To achieve that change and activities no longer depend on civil society individuals’ initiatives and certain well-meaning (individuals from within the) institutions, it is necessary to develop a clear plan of activities and related responsibilities.
Regulation of Same-Sex Partnerships
LGBTI persons and same-sex couples are a reality in Bosnia and Herzegovina and a part of its society. Unfortunately, the existing legal framework does not engage in protecting these relationships. Individuals in same-sex partnerships that are rooted in an emotionally stable family life cannot claim their constitutional rights to freedom and security, private and family life and home, to forming a family, protection of property, or freedom of movement and residence, solely on the basis of their sexual orientation.

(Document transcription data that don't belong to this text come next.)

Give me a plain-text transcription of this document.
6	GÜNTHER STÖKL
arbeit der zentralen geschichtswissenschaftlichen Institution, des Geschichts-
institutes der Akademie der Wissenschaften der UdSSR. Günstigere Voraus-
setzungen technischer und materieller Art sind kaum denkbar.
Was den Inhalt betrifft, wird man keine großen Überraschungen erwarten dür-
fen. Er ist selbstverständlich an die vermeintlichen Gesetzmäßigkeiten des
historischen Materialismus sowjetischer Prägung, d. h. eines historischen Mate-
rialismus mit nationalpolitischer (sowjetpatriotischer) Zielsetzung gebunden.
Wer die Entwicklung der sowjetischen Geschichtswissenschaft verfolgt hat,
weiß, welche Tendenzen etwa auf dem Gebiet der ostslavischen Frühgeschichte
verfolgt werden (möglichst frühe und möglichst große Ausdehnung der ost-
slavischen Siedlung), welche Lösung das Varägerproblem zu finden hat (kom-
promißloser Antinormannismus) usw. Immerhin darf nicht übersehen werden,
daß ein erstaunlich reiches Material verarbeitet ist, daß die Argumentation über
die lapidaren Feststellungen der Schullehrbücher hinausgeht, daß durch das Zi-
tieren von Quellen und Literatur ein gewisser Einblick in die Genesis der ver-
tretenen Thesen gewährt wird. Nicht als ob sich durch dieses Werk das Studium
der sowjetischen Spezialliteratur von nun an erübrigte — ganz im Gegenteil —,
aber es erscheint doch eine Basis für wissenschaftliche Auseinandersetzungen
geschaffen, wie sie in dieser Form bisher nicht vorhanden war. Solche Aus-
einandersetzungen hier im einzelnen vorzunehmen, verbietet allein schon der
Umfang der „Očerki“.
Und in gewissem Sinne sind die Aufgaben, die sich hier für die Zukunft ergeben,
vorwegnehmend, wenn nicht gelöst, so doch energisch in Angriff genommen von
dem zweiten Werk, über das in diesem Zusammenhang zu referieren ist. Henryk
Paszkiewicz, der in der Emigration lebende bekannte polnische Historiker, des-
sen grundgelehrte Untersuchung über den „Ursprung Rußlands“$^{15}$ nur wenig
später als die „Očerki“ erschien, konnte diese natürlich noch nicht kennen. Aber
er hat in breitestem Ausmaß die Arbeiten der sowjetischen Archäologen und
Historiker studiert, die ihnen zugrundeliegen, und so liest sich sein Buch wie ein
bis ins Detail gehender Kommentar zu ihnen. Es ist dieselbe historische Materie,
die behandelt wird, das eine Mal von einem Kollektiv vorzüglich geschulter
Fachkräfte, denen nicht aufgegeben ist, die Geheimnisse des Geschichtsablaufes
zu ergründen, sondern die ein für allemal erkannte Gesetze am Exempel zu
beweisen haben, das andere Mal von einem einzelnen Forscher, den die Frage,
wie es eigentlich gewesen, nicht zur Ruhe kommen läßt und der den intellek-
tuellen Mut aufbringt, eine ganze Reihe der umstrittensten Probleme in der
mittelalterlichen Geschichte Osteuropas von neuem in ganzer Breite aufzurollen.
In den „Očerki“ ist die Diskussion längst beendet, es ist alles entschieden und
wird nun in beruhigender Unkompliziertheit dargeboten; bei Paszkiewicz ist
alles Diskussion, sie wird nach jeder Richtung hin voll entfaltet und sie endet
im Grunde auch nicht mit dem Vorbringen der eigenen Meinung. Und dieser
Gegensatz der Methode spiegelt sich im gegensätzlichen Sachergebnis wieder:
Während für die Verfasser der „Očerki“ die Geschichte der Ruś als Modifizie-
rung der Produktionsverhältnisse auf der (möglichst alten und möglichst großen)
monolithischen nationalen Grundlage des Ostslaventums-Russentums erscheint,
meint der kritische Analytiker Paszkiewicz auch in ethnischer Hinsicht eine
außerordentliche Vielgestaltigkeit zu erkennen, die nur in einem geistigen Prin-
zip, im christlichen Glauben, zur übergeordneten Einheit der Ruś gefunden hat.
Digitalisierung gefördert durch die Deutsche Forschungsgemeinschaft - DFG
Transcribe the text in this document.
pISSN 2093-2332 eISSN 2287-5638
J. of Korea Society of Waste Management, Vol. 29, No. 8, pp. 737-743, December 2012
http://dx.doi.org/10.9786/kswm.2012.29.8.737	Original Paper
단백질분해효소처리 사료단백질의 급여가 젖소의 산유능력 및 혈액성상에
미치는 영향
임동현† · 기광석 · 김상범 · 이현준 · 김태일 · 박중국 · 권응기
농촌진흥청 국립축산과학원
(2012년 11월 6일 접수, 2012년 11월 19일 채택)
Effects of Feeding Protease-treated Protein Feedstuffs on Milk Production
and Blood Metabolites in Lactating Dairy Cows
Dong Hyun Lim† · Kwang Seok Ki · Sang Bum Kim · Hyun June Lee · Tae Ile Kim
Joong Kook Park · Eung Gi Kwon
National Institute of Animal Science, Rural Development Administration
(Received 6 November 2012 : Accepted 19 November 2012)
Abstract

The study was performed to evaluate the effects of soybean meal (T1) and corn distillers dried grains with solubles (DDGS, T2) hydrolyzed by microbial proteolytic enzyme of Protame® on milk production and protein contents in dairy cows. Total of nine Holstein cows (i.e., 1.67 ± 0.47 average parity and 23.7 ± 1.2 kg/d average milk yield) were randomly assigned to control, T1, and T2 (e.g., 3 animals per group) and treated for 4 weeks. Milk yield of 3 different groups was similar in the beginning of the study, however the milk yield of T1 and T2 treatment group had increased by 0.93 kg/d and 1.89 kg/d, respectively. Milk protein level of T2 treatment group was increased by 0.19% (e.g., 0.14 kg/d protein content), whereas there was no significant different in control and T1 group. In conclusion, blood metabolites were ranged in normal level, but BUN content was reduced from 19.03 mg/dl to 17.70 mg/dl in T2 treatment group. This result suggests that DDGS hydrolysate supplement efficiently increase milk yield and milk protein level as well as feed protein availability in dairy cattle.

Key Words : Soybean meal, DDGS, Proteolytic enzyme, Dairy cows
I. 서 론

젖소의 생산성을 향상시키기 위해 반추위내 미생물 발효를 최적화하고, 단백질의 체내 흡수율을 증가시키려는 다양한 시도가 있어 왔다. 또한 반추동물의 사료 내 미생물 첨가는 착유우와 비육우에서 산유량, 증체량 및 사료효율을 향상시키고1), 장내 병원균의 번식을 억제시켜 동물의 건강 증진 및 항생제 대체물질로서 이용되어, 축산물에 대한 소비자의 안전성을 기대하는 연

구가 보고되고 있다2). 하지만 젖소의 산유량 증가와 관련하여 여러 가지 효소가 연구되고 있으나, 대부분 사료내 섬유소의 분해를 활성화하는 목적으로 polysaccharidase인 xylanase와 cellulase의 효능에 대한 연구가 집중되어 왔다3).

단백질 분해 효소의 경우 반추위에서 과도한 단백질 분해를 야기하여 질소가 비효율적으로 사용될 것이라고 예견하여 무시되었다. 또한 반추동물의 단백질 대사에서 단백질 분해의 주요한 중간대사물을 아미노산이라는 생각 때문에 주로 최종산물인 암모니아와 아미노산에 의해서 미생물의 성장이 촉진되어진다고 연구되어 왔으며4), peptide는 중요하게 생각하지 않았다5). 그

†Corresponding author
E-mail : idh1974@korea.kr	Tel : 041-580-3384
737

As a Member State of the Council of Europe striving to accede to the EU, BiH will have to establish a legal framework which would regulate family rights of same-sex couples. The European Court for Human Rights has ruled on multiple occasions, including the latest decision Oliari v Italy, that same-sex partnerships are covered by the provision on protection of family life and that states have to guarantee at least the same level of legal protection to same-sex partnerships that they offer to heterosexual civil partnerships, in order to ensure compliance with this right. Since the European Convention on Human Rights and Fundamental Freedoms is directly applicable in BiH and prevails over all other laws, it also legally binds its entities. Therefore, the institutions of BiH and its entities are bound to regulate same-sex partnerships to improve their legislations, ensure equality and better protect citizens’ human rights.
The Law(s) on Gender Identity
Trans* persons in BiH are discriminated against in many areas of life on the basis of their gender identity and gender expression, and they are faced with a legal vacuum in terms of legal regulation of sex change. Trans* persons in BiH can only change the sex marker in their official documents after they have completed medical transition. This change is done according to the procedures set up in ministries of health, which check the documentation brought from abroad and ministries of interior which then retract the old Unique Master Citizen Number, issue a new one and issue a decision on the basis of which the person can proceed to change the rest of their documents. The lack of medical and financial support for transgender persons makes this already lengthy process even longer and more difficult. Both the endocrine therapy and the surgical procedures have to be undergone abroad, because they cannot be performed in BiH, and the cost is not covered by the state-funded health insurance. That means that each individual has to burden the costs of their transition and the auxiliary costs that are inherent with specialist treatments abroad.
It is imperative that BiH, its entities and Brčko District regulate the legal aspects of sex change so that they recognize the particular vulnerabilities of trans* persons undergoing transition and to explicitly regulate the rights and freedoms of transgender and transsexual persons. These laws need to systematically regulate the procedures of name change, sex marker change and Unique Master Citizen Number in all personal documents, and they need to enable trans* individuals to change their sex marker while still undergoing transition, without waiting to complete the medical aspects of transition, in order to end the discrimination they face.